Enjoy! And if there are other things you’d like to see, just pipe up in the comments.

(Oh, and a note about comments: the UThink system automatically requires comment approval in order to cut down on spam. So if you see that your comment is awaiting approval, please don't rage against the hegemony of it all -- at least not for the first five minutes. One of the community tech team members will approve it as soon as we can.)

March 8, 2008

Tell us where you are, eh?

If you maintain a blog or other webbish thing you’d like us to add to the “Stories of Us”section of the sidebar, just let Krista, Greg, or Marnie know. Or heck, you can just leave a comment on this post. We’ll be happy to link it up.

February 29, 2008

Posting an entry in 4 easy steps

Since a few of us are new to blogging shenanigans, here are some quick instructions on how to publish your immortal words.

1. You’ll begin by logging on to Uthink, the U's blog system, at You can also just click on the "UThink" link at the top of our sidebar over there on the right. That'll take you to a screen that looks like this:

UThink Login

The log-on link is over on the left-hand sidebar right under the words "About UThink." Once you’ve logged on, you’ll see the main MoveableType menu. Your screen probably won't have all of the same blogs that mine does, but it’ll look more or less like this:

Changing names in MT 1

2. Then you just go to the WritLife blog and click on "create a new entry on this weblog." That’ll take you to a screen that looks like this:

Create New Entry screen

3. Then you can either compose directly in the window or copy/paste over from whatever word processing program or text editor you like to write in.

4. When you’re done, click the "save" button at the bottom of the screen. Et voila! You’ve posted on WritLife!

February 25, 2008

editorial policy

This is a professional space. By all means, please be funny and human and irreverent — but please remember that everything we post here is public and Google-able. All of it reflects on us individually and as a group.

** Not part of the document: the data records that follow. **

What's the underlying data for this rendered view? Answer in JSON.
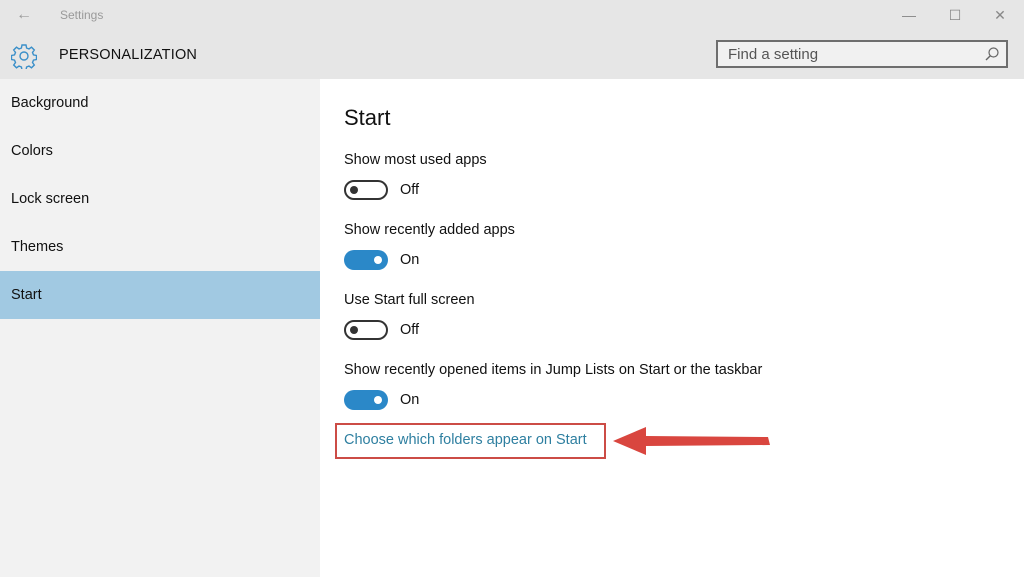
{
  "window": {
    "app_title": "Settings",
    "back_icon": "arrow-left-icon",
    "controls": {
      "minimize": "—",
      "maximize": "☐",
      "close": "✕"
    }
  },
  "header": {
    "icon": "gear-icon",
    "title": "PERSONALIZATION",
    "search": {
      "placeholder": "Find a setting",
      "value": "",
      "icon": "search-icon"
    }
  },
  "sidebar": {
    "items": [
      {
        "label": "Background",
        "active": false
      },
      {
        "label": "Colors",
        "active": false
      },
      {
        "label": "Lock screen",
        "active": false
      },
      {
        "label": "Themes",
        "active": false
      },
      {
        "label": "Start",
        "active": true
      }
    ]
  },
  "main": {
    "heading": "Start",
    "settings": [
      {
        "label": "Show most used apps",
        "state": "Off",
        "on": false
      },
      {
        "label": "Show recently added apps",
        "state": "On",
        "on": true
      },
      {
        "label": "Use Start full screen",
        "state": "Off",
        "on": false
      },
      {
        "label": "Show recently opened items in Jump Lists on Start or the taskbar",
        "state": "On",
        "on": true
      }
    ],
    "link": "Choose which folders appear on Start"
  },
  "colors": {
    "accent": "#2b88c8",
    "selected_nav": "#a1c9e2",
    "link": "#2e7fa0",
    "annotation": "#cc4c46"
  }
}
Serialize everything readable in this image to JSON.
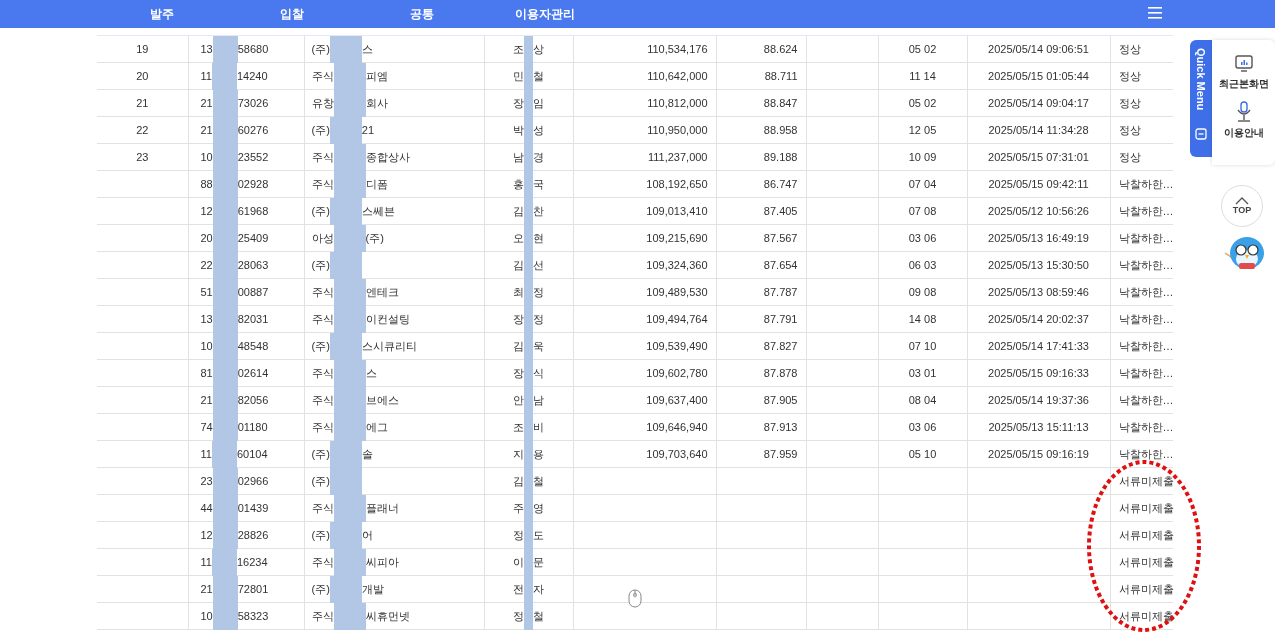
{
  "nav": {
    "items": [
      "발주",
      "입찰",
      "공통",
      "이용자관리"
    ]
  },
  "table": {
    "rows": [
      {
        "rank": "19",
        "biz_no": [
          "13",
          "58680"
        ],
        "company": [
          "(주)",
          "스"
        ],
        "representative": [
          "조",
          "상"
        ],
        "amount": "110,534,176",
        "rate": "88.624",
        "code": "05 02",
        "datetime": "2025/05/14 09:06:51",
        "status": "정상"
      },
      {
        "rank": "20",
        "biz_no": [
          "11",
          "14240"
        ],
        "company": [
          "주식",
          "피엠"
        ],
        "representative": [
          "민",
          "철"
        ],
        "amount": "110,642,000",
        "rate": "88.711",
        "code": "11 14",
        "datetime": "2025/05/15 01:05:44",
        "status": "정상"
      },
      {
        "rank": "21",
        "biz_no": [
          "21",
          "73026"
        ],
        "company": [
          "유창",
          "회사"
        ],
        "representative": [
          "장",
          "임"
        ],
        "amount": "110,812,000",
        "rate": "88.847",
        "code": "05 02",
        "datetime": "2025/05/14 09:04:17",
        "status": "정상"
      },
      {
        "rank": "22",
        "biz_no": [
          "21",
          "60276"
        ],
        "company": [
          "(주)",
          "21"
        ],
        "representative": [
          "박",
          "성"
        ],
        "amount": "110,950,000",
        "rate": "88.958",
        "code": "12 05",
        "datetime": "2025/05/14 11:34:28",
        "status": "정상"
      },
      {
        "rank": "23",
        "biz_no": [
          "10",
          "23552"
        ],
        "company": [
          "주식",
          "종합상사"
        ],
        "representative": [
          "남",
          "경"
        ],
        "amount": "111,237,000",
        "rate": "89.188",
        "code": "10 09",
        "datetime": "2025/05/15 07:31:01",
        "status": "정상"
      },
      {
        "biz_no": [
          "88",
          "02928"
        ],
        "company": [
          "주식",
          "디폼"
        ],
        "representative": [
          "홍",
          "국"
        ],
        "amount": "108,192,650",
        "rate": "86.747",
        "code": "07 04",
        "datetime": "2025/05/15 09:42:11",
        "status": "낙찰하한…"
      },
      {
        "biz_no": [
          "12",
          "61968"
        ],
        "company": [
          "(주)",
          "스쎄븐"
        ],
        "representative": [
          "김",
          "찬"
        ],
        "amount": "109,013,410",
        "rate": "87.405",
        "code": "07 08",
        "datetime": "2025/05/12 10:56:26",
        "status": "낙찰하한…"
      },
      {
        "biz_no": [
          "20",
          "25409"
        ],
        "company": [
          "아성",
          "(주)"
        ],
        "representative": [
          "오",
          "현"
        ],
        "amount": "109,215,690",
        "rate": "87.567",
        "code": "03 06",
        "datetime": "2025/05/13 16:49:19",
        "status": "낙찰하한…"
      },
      {
        "biz_no": [
          "22",
          "28063"
        ],
        "company": [
          "(주)"
        ],
        "representative": [
          "김",
          "선"
        ],
        "amount": "109,324,360",
        "rate": "87.654",
        "code": "06 03",
        "datetime": "2025/05/13 15:30:50",
        "status": "낙찰하한…"
      },
      {
        "biz_no": [
          "51",
          "00887"
        ],
        "company": [
          "주식",
          "엔테크"
        ],
        "representative": [
          "최",
          "정"
        ],
        "amount": "109,489,530",
        "rate": "87.787",
        "code": "09 08",
        "datetime": "2025/05/13 08:59:46",
        "status": "낙찰하한…"
      },
      {
        "biz_no": [
          "13",
          "82031"
        ],
        "company": [
          "주식",
          "이컨설팅"
        ],
        "representative": [
          "장",
          "정"
        ],
        "amount": "109,494,764",
        "rate": "87.791",
        "code": "14 08",
        "datetime": "2025/05/14 20:02:37",
        "status": "낙찰하한…"
      },
      {
        "biz_no": [
          "10",
          "48548"
        ],
        "company": [
          "(주)",
          "스시큐리티"
        ],
        "representative": [
          "김",
          "욱"
        ],
        "amount": "109,539,490",
        "rate": "87.827",
        "code": "07 10",
        "datetime": "2025/05/14 17:41:33",
        "status": "낙찰하한…"
      },
      {
        "biz_no": [
          "81",
          "02614"
        ],
        "company": [
          "주식",
          "스"
        ],
        "representative": [
          "장",
          "식"
        ],
        "amount": "109,602,780",
        "rate": "87.878",
        "code": "03 01",
        "datetime": "2025/05/15 09:16:33",
        "status": "낙찰하한…"
      },
      {
        "biz_no": [
          "21",
          "82056"
        ],
        "company": [
          "주식",
          "브에스"
        ],
        "representative": [
          "안",
          "남"
        ],
        "amount": "109,637,400",
        "rate": "87.905",
        "code": "08 04",
        "datetime": "2025/05/14 19:37:36",
        "status": "낙찰하한…"
      },
      {
        "biz_no": [
          "74",
          "01180"
        ],
        "company": [
          "주식",
          "에그"
        ],
        "representative": [
          "조",
          "비"
        ],
        "amount": "109,646,940",
        "rate": "87.913",
        "code": "03 06",
        "datetime": "2025/05/13 15:11:13",
        "status": "낙찰하한…"
      },
      {
        "biz_no": [
          "11",
          "60104"
        ],
        "company": [
          "(주)",
          "솔"
        ],
        "representative": [
          "지",
          "용"
        ],
        "amount": "109,703,640",
        "rate": "87.959",
        "code": "05 10",
        "datetime": "2025/05/15 09:16:19",
        "status": "낙찰하한…"
      },
      {
        "biz_no": [
          "23",
          "02966"
        ],
        "company": [
          "(주)"
        ],
        "representative": [
          "김",
          "철"
        ],
        "status": "서류미제출"
      },
      {
        "biz_no": [
          "44",
          "01439"
        ],
        "company": [
          "주식",
          "플래너"
        ],
        "representative": [
          "주",
          "영"
        ],
        "status": "서류미제출"
      },
      {
        "biz_no": [
          "12",
          "28826"
        ],
        "company": [
          "(주)",
          "어"
        ],
        "representative": [
          "정",
          "도"
        ],
        "status": "서류미제출"
      },
      {
        "biz_no": [
          "11",
          "16234"
        ],
        "company": [
          "주식",
          "씨피아"
        ],
        "representative": [
          "이",
          "문"
        ],
        "status": "서류미제출"
      },
      {
        "biz_no": [
          "21",
          "72801"
        ],
        "company": [
          "(주)",
          "개발"
        ],
        "representative": [
          "전",
          "자"
        ],
        "status": "서류미제출"
      },
      {
        "biz_no": [
          "10",
          "58323"
        ],
        "company": [
          "주식",
          "씨휴먼넷"
        ],
        "representative": [
          "정",
          "철"
        ],
        "status": "서류미제출"
      }
    ]
  },
  "quick_menu": {
    "title": "Quick Menu",
    "items": [
      {
        "kind": "recent",
        "label": "최근본화면"
      },
      {
        "kind": "guide",
        "label": "이용안내"
      }
    ],
    "top_label": "TOP"
  }
}
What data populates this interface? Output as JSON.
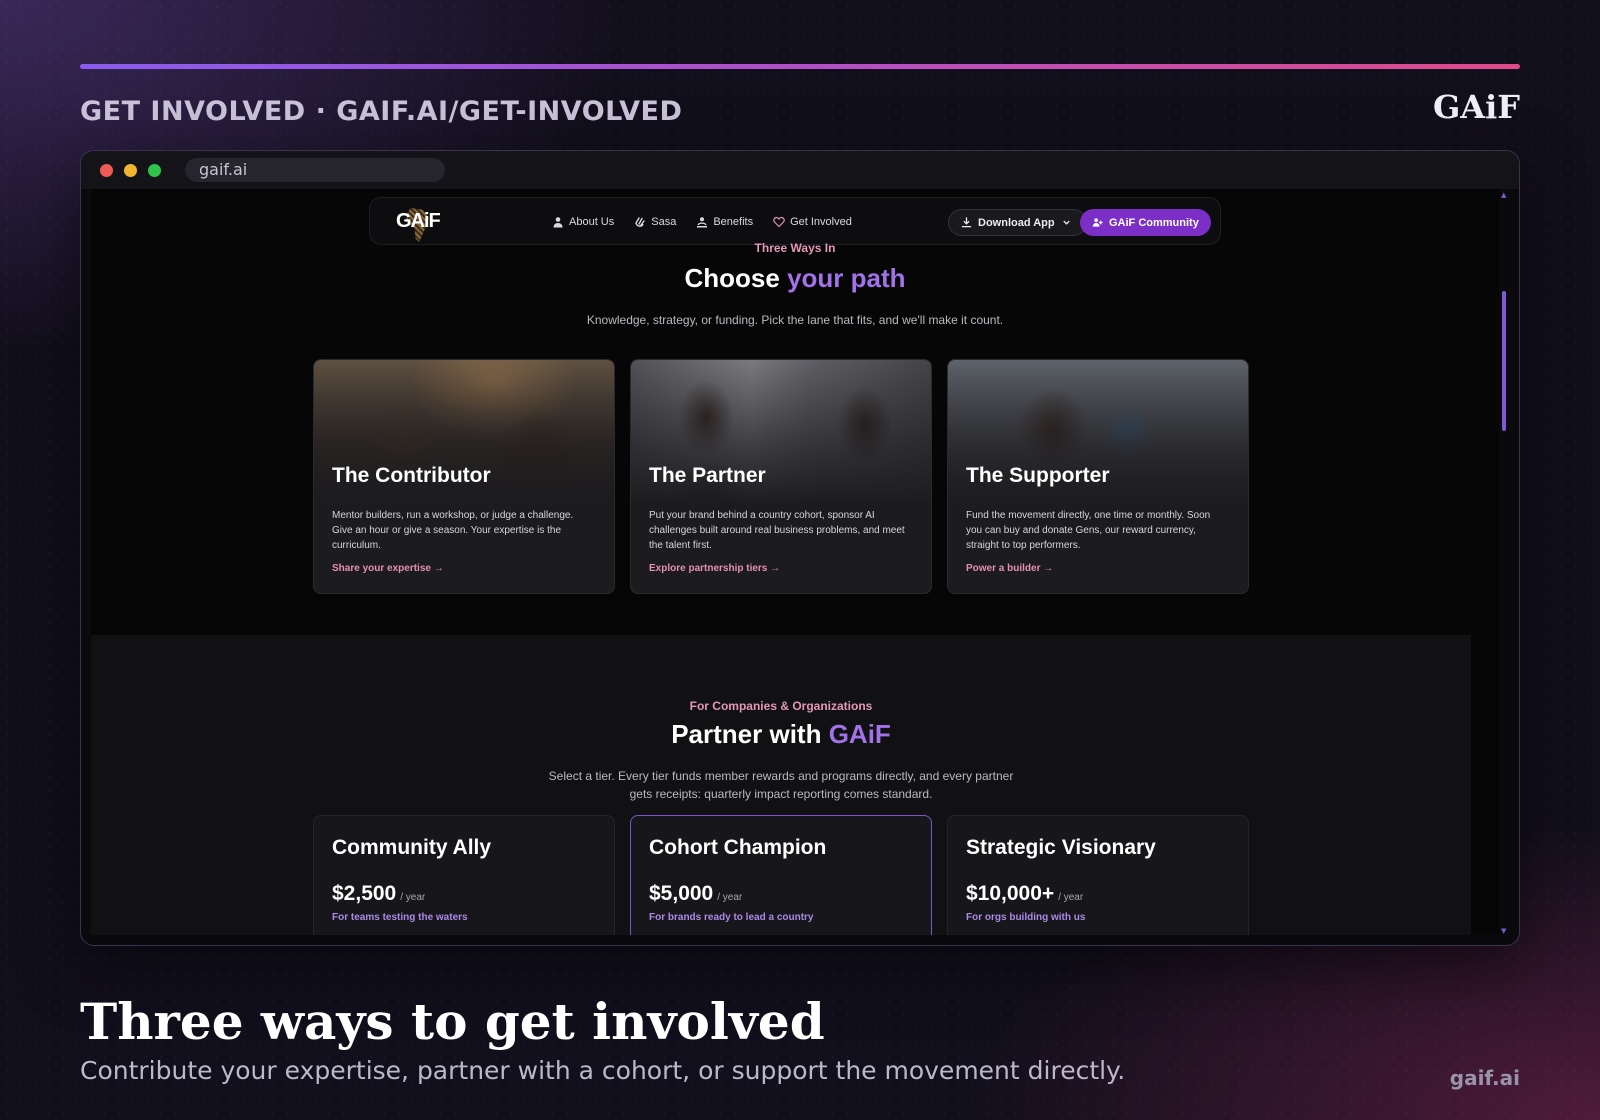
{
  "header": {
    "eyebrow": "GET INVOLVED · GAIF.AI/GET-INVOLVED",
    "logo": "GAiF"
  },
  "browser": {
    "url": "gaif.ai"
  },
  "site_nav": {
    "logo_text": "GAiF",
    "links": [
      {
        "label": "About Us",
        "icon": "person-icon"
      },
      {
        "label": "Sasa",
        "icon": "hand-icon"
      },
      {
        "label": "Benefits",
        "icon": "gift-icon"
      },
      {
        "label": "Get Involved",
        "icon": "heart-icon"
      }
    ],
    "download_label": "Download App",
    "community_label": "GAiF Community"
  },
  "paths": {
    "kicker": "Three Ways In",
    "title_plain": "Choose",
    "title_accent": "your path",
    "subtitle": "Knowledge, strategy, or funding. Pick the lane that fits, and we'll make it count.",
    "cards": [
      {
        "title": "The Contributor",
        "description": "Mentor builders, run a workshop, or judge a challenge. Give an hour or give a season. Your expertise is the curriculum.",
        "link": "Share your expertise →"
      },
      {
        "title": "The Partner",
        "description": "Put your brand behind a country cohort, sponsor AI challenges built around real business problems, and meet the talent first.",
        "link": "Explore partnership tiers →"
      },
      {
        "title": "The Supporter",
        "description": "Fund the movement directly, one time or monthly. Soon you can buy and donate Gens, our reward currency, straight to top performers.",
        "link": "Power a builder →"
      }
    ]
  },
  "partner": {
    "kicker": "For Companies & Organizations",
    "title_plain": "Partner with",
    "title_accent": "GAiF",
    "subtitle_line1": "Select a tier. Every tier funds member rewards and programs directly, and every partner",
    "subtitle_line2": "gets receipts: quarterly impact reporting comes standard.",
    "tiers": [
      {
        "name": "Community Ally",
        "price": "$2,500",
        "period": "/ year",
        "note": "For teams testing the waters"
      },
      {
        "name": "Cohort Champion",
        "price": "$5,000",
        "period": "/ year",
        "note": "For brands ready to lead a country"
      },
      {
        "name": "Strategic Visionary",
        "price": "$10,000+",
        "period": "/ year",
        "note": "For orgs building with us"
      }
    ]
  },
  "caption": {
    "title": "Three ways to get involved",
    "subtitle": "Contribute your expertise, partner with a cohort, or support the movement directly.",
    "site": "gaif.ai"
  },
  "colors": {
    "accent_purple": "#7b2fc6",
    "accent_pink": "#e58fb4",
    "gradient_start": "#8a5cf0",
    "gradient_end": "#e04a8a"
  }
}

The Community Tech Team may lightly edit your post for usability and searchability, not content. That is, we might add in links, bold topic sentences in instructional posts, etc. Your contributions will never be edited for content or meaning, but if your content is inappropriate you will be asked to to pull the post. In particular, this is not a space for airing dirty laundry. This is a space to create a positive, strong community that each of us can benefit from and contribute to throughout our professional lives.

Comments Policy

There's really no need to say this, but just in case:

Comments are welcome and encouraged, and we hope this space will encourage lively conversations. Respectful disagreement is part of the game. However, obnoxious or inappropriate comments will be removed. After all, this is a public space that reflects on all of us. Also, anonymity breeds jackassery: please sign your comments.